Мередит Рэнд, в баре, бросает короткий взгляд на Дриньона.
– То есть не видел дальше поверхности, – говорит он, обозначая, что понимает, о чем она говорит.
Она склоняет голову.
– Но в реальности все – поверхность.
– Твоя?
– Да, потому что под поверхностью только всякие чувства и переживания из-за поверхности, и злость из-за того, как я выгляжу и как влияю на людей, и по правде внутри – только постоянная истерика из-за того, что меня не спасают из-за красоты, что, сказал он, если так подумать, совершенно некрасиво – никому не захочется и близко подходить к человеку в постоянной истерике. Кому это надо? – Рэнд изображает ироничный жест «та-дам». – И вот так, сказал он, я сама устроила, чтобы ко мне как к человеку и влекло только то, что я красивая, из-за чего и была злой, одинокой и грустной.
– Похоже на психологическую западню.
– Он сравнил это с таким механизмом, который бьет током каждый раз, когда говоришь «Ай!» Конечно, он знал про мои сны о механизмах. Я знаю, что просто смотрела на него, прожигала своим лучом смерти, как умеют все вертихвостки в школе, будто если так посмотришь, все просто растают и умрут. А он лежал, закинув ноги на ступеньки, и говорил все это. Губы у него были слегка синеватые – кардиомиопатия лучше не становилась, а на лестнице Зеллера горели эти жуткие трубки флуоресцентного света, от которых он выглядел только хуже; даже не столько бледным, сколько серым, с такой пенистой штукой на губах, потому что на спине не мог отпивать воду из банки. – Ее глаза выглядят так, словно она действительно снова видит его на лестнице в Зеллере. – Сказать по правде, он выглядел противно, страшно, отвратительно, как труп, или как на тех фотографиях, где люди в полосках в концлагерях. Самое странное, что, хоть мне было противно, я одновременно за него переживала. Он был такой противный, – говорит она. – И я так погрузилась в свою проблему, что и не могу принять настоящий, искренний, несексуальный, или неромантический, или не связанный с красотой интерес, даже если бы он и был, – это он говорил о себе, я знала, хоть он и не говорил прямо; эту тему мы уже давным-давно заездили до дыр, и время истекало, это мы оба знали. Меня выпишут – и я больше никогда его не увижу. Но я все равно наговорила гадостей.
– Ты имеешь в виду, на лестнице, – говорит Шейн Дриньон.

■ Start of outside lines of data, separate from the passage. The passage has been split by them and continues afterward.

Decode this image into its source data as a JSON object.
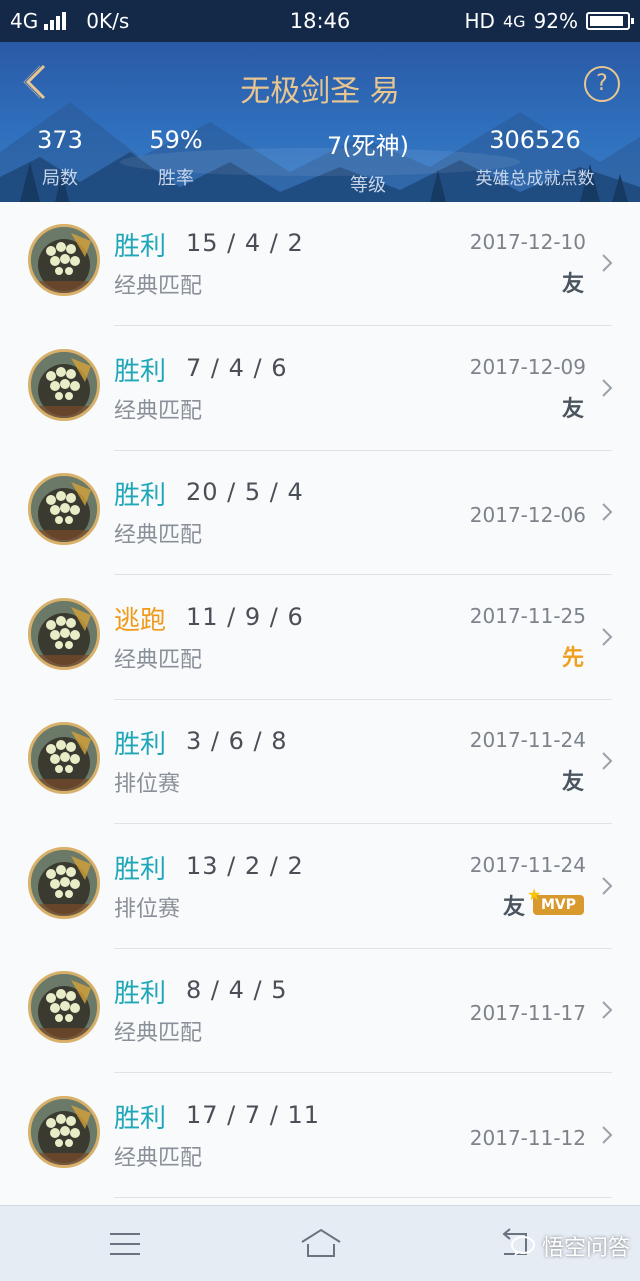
{
  "status_bar": {
    "network": "4G",
    "speed": "0K/s",
    "time": "18:46",
    "hd": "HD",
    "network_right": "4G",
    "battery": "92%",
    "battery_level": 0.92
  },
  "header": {
    "title": "无极剑圣 易",
    "stats": [
      {
        "value": "373",
        "label": "局数"
      },
      {
        "value": "59%",
        "label": "胜率"
      },
      {
        "value": "7(死神)",
        "label": "等级"
      },
      {
        "value": "306526",
        "label": "英雄总成就点数"
      }
    ]
  },
  "matches": [
    {
      "result": "胜利",
      "kda": "15 / 4 / 2",
      "mode": "经典匹配",
      "date": "2017-12-10",
      "tags": [
        "友"
      ]
    },
    {
      "result": "胜利",
      "kda": "7 / 4 / 6",
      "mode": "经典匹配",
      "date": "2017-12-09",
      "tags": [
        "友"
      ]
    },
    {
      "result": "胜利",
      "kda": "20 / 5 / 4",
      "mode": "经典匹配",
      "date": "2017-12-06",
      "tags": []
    },
    {
      "result": "逃跑",
      "kda": "11 / 9 / 6",
      "mode": "经典匹配",
      "date": "2017-11-25",
      "tags": [
        "先"
      ]
    },
    {
      "result": "胜利",
      "kda": "3 / 6 / 8",
      "mode": "排位赛",
      "date": "2017-11-24",
      "tags": [
        "友"
      ]
    },
    {
      "result": "胜利",
      "kda": "13 / 2 / 2",
      "mode": "排位赛",
      "date": "2017-11-24",
      "tags": [
        "友",
        "MVP"
      ]
    },
    {
      "result": "胜利",
      "kda": "8 / 4 / 5",
      "mode": "经典匹配",
      "date": "2017-11-17",
      "tags": []
    },
    {
      "result": "胜利",
      "kda": "17 / 7 / 11",
      "mode": "经典匹配",
      "date": "2017-11-12",
      "tags": []
    }
  ],
  "watermark": "悟空问答",
  "colors": {
    "win": "#1fa7b8",
    "flee": "#f09a1a",
    "title_gold": "#e9c690",
    "header_blue": "#2f6fbd"
  }
}
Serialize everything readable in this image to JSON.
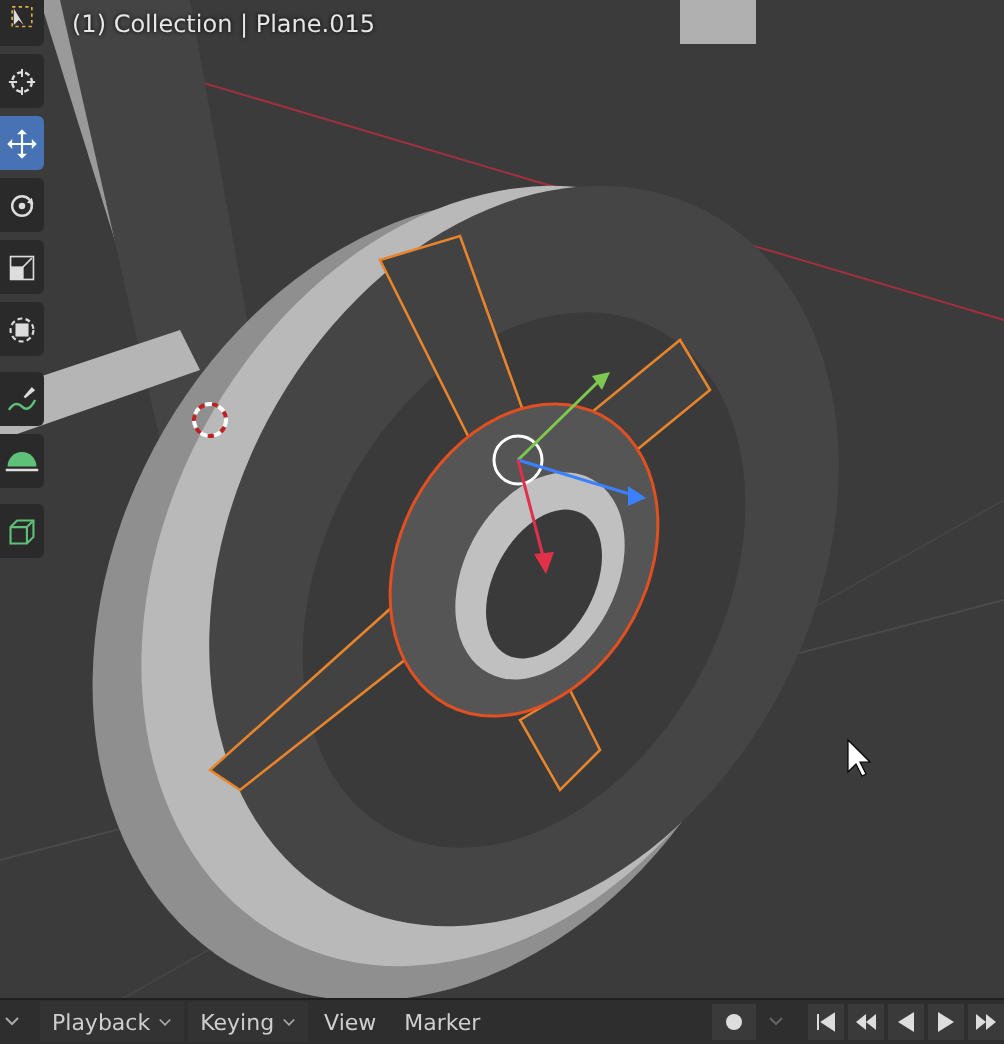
{
  "viewport": {
    "overlay_text": "(1) Collection | Plane.015"
  },
  "toolbar": {
    "tools": [
      {
        "kind": "select",
        "selected": false
      },
      {
        "kind": "cursor",
        "selected": false
      },
      {
        "kind": "move",
        "selected": true
      },
      {
        "kind": "rotate",
        "selected": false
      },
      {
        "kind": "scale",
        "selected": false
      },
      {
        "kind": "transform",
        "selected": false
      },
      {
        "kind": "annotate",
        "selected": false
      },
      {
        "kind": "measure",
        "selected": false
      },
      {
        "kind": "cube",
        "selected": false
      }
    ]
  },
  "timeline": {
    "menus": [
      {
        "label": "Playback",
        "dropdown": true
      },
      {
        "label": "Keying",
        "dropdown": true
      },
      {
        "label": "View",
        "dropdown": false
      },
      {
        "label": "Marker",
        "dropdown": false
      }
    ]
  }
}
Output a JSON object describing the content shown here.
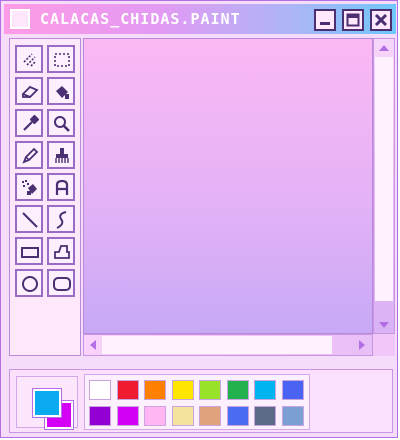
{
  "window": {
    "title": "CALACAS_CHIDAS.PAINT",
    "buttons": [
      "minimize",
      "maximize",
      "close"
    ]
  },
  "toolbox": {
    "tools": [
      {
        "name": "free-select",
        "icon": "lasso-icon"
      },
      {
        "name": "rect-select",
        "icon": "dotted-rect-icon"
      },
      {
        "name": "eraser",
        "icon": "eraser-icon"
      },
      {
        "name": "fill",
        "icon": "paint-bucket-icon"
      },
      {
        "name": "pick-color",
        "icon": "eyedropper-icon"
      },
      {
        "name": "magnifier",
        "icon": "magnifier-icon"
      },
      {
        "name": "pencil",
        "icon": "pencil-icon"
      },
      {
        "name": "brush",
        "icon": "brush-icon"
      },
      {
        "name": "airbrush",
        "icon": "airbrush-icon"
      },
      {
        "name": "text",
        "icon": "text-a-icon"
      },
      {
        "name": "line",
        "icon": "line-icon"
      },
      {
        "name": "curve",
        "icon": "curve-icon"
      },
      {
        "name": "rectangle",
        "icon": "rectangle-icon"
      },
      {
        "name": "polygon",
        "icon": "polygon-icon"
      },
      {
        "name": "ellipse",
        "icon": "ellipse-icon"
      },
      {
        "name": "rounded-rectangle",
        "icon": "rounded-rect-icon"
      }
    ]
  },
  "colors": {
    "foreground": "#0aaaf0",
    "background": "#d400f5",
    "palette": [
      "#ffffff",
      "#ee1c2e",
      "#ff7f00",
      "#ffe600",
      "#99e22a",
      "#22b14c",
      "#00b4f0",
      "#4a63f3",
      "#9400d3",
      "#d400f5",
      "#ffb6f2",
      "#f3e39c",
      "#e0a27c",
      "#4a6cf3",
      "#5a6a87",
      "#7c9fd3"
    ]
  }
}
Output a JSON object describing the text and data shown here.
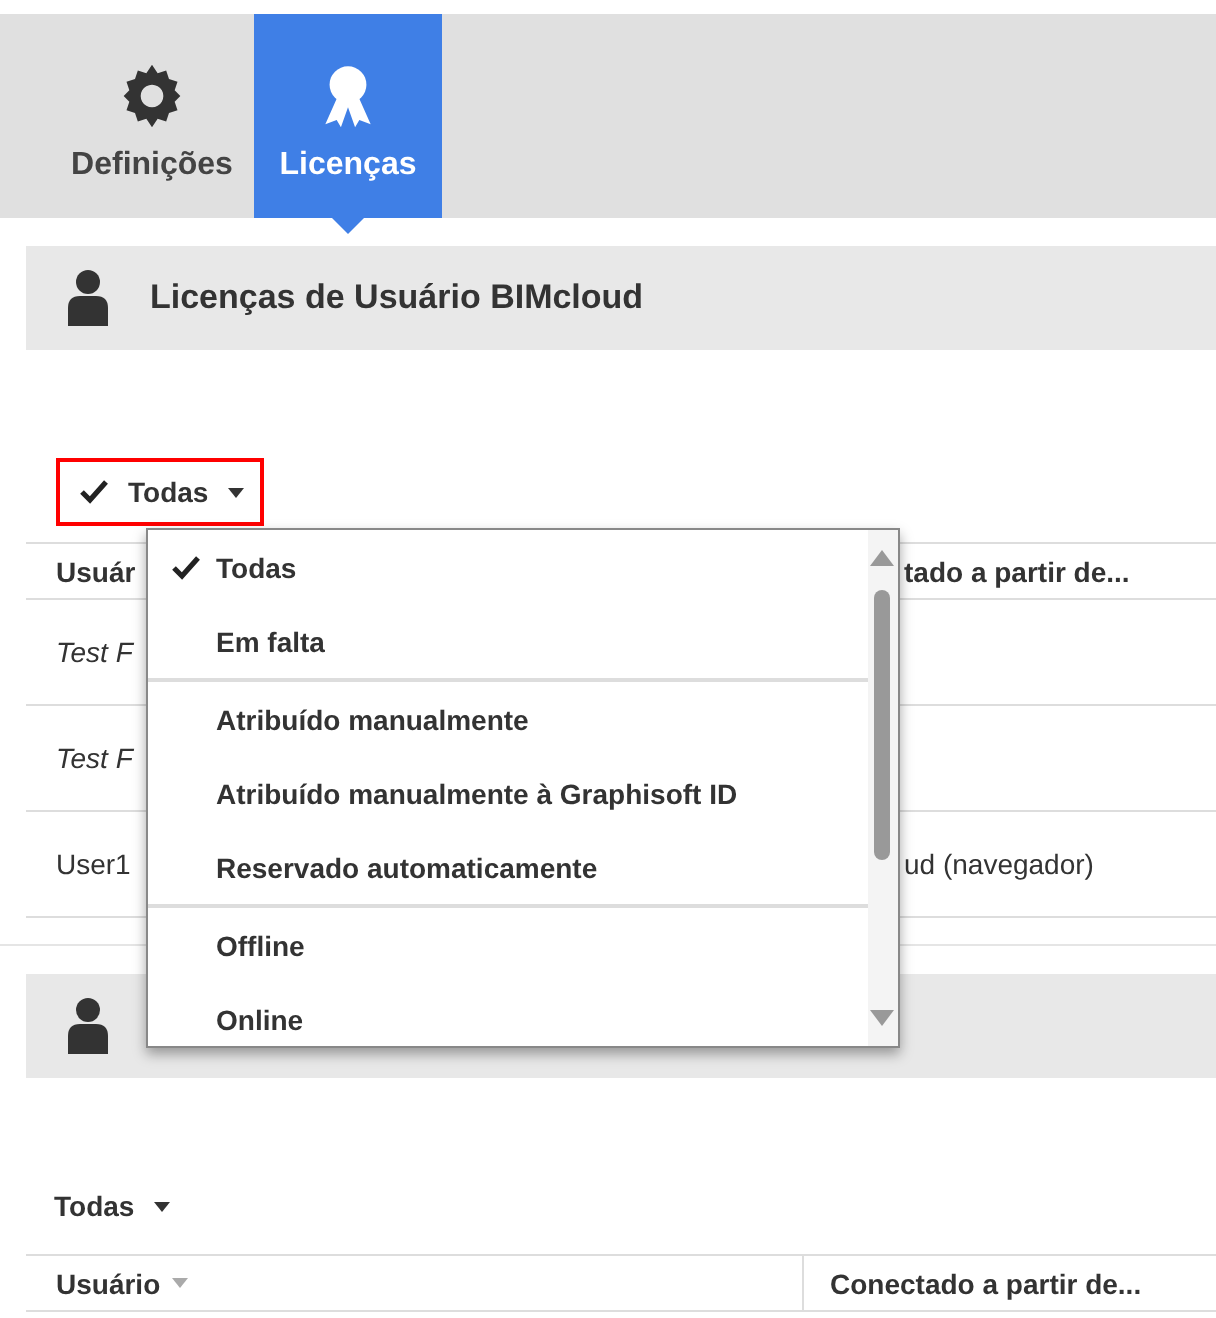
{
  "tabs": [
    {
      "label": "Definições",
      "selected": false
    },
    {
      "label": "Licenças",
      "selected": true
    }
  ],
  "sections": [
    {
      "title": "Licenças de Usuário BIMcloud",
      "filter": {
        "label": "Todas",
        "checked": true,
        "highlighted": true
      },
      "table": {
        "columns": [
          {
            "label": "Usuár"
          },
          {
            "label": "tado a partir de..."
          }
        ],
        "rows": [
          {
            "kind": "pending",
            "cells": [
              "Test F",
              ""
            ]
          },
          {
            "kind": "pending",
            "cells": [
              "Test F",
              ""
            ]
          },
          {
            "kind": "user",
            "cells": [
              "User1",
              "ud (navegador)"
            ]
          }
        ]
      }
    },
    {
      "filter": {
        "label": "Todas",
        "checked": false,
        "highlighted": false
      },
      "table": {
        "columns": [
          {
            "label": "Usuário",
            "sortable": true
          },
          {
            "label": "Conectado a partir de...",
            "sortable": false
          }
        ]
      }
    }
  ],
  "dropdown": {
    "groups": [
      [
        {
          "label": "Todas",
          "selected": true
        },
        {
          "label": "Em falta",
          "selected": false
        }
      ],
      [
        {
          "label": "Atribuído manualmente",
          "selected": false
        },
        {
          "label": "Atribuído manualmente à Graphisoft ID",
          "selected": false
        },
        {
          "label": "Reservado automaticamente",
          "selected": false
        }
      ],
      [
        {
          "label": "Offline",
          "selected": false
        },
        {
          "label": "Online",
          "selected": false
        }
      ]
    ]
  }
}
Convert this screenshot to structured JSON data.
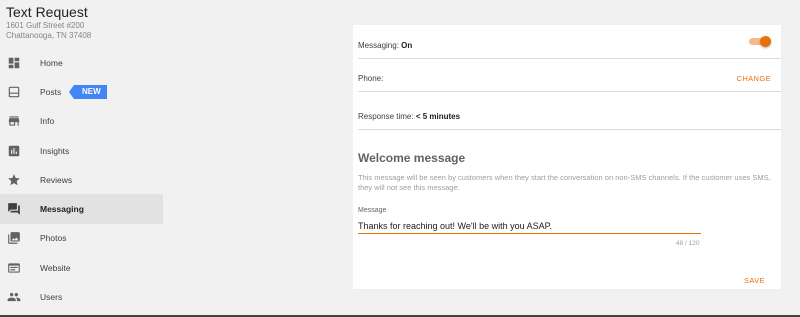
{
  "business": {
    "name": "Text Request",
    "address_line1": "1601 Gulf Street #200",
    "address_line2": "Chattanooga, TN 37408"
  },
  "sidebar": {
    "items": [
      {
        "label": "Home",
        "icon": "dashboard-icon"
      },
      {
        "label": "Posts",
        "icon": "posts-icon",
        "badge": "NEW"
      },
      {
        "label": "Info",
        "icon": "storefront-icon"
      },
      {
        "label": "Insights",
        "icon": "insights-icon"
      },
      {
        "label": "Reviews",
        "icon": "star-icon"
      },
      {
        "label": "Messaging",
        "icon": "chat-icon",
        "active": true
      },
      {
        "label": "Photos",
        "icon": "photos-icon"
      },
      {
        "label": "Website",
        "icon": "website-icon"
      },
      {
        "label": "Users",
        "icon": "users-icon"
      }
    ]
  },
  "messaging": {
    "status_label": "Messaging: ",
    "status_value": "On",
    "toggle_on": true,
    "phone_label": "Phone:",
    "change_label": "CHANGE",
    "response_label": "Response time: ",
    "response_value": "< 5 minutes"
  },
  "welcome": {
    "title": "Welcome message",
    "description": "This message will be seen by customers when they start the conversation on non-SMS channels. If the customer uses SMS, they will not see this message.",
    "message_label": "Message",
    "message_value": "Thanks for reaching out! We'll be with you ASAP.",
    "counter": "48 / 120",
    "save_label": "SAVE"
  },
  "colors": {
    "accent": "#e8710a",
    "badge": "#4285f4"
  }
}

– Потому что в глубине души, сказал он, я сама себя вижу только с точки зрения красоты. Я сама себя вижу такой посредственной и банальной внутри, что не могу представить, чтобы кого-то, кроме родителей, интересовало во мне что угодно, кроме внешности, внешности вертихвостки. Я злюсь, сказал он, что все обращают внимание только на красоту или что только она их и волнует, но, сказал он, это ширма, театр человеческого разума, и реально меня тревожит, что я и сама думаю так же, парни и мужчины относятся ко мне примерно так же, как я реально отношусь к себе, и в реальности я злюсь на себя, только сама этого не вижу, а проецирую на извращенцев, присвистывающих на улицах, или потных пацанов, которые хотят меня завалить, или других девчонок, принимающих меня за сучку, потому что я хвастаюсь своей красотой.
Короткий момент тишины – то есть ничего, кроме шума пинбола, бейсбольного матча и расслабляющихся людей.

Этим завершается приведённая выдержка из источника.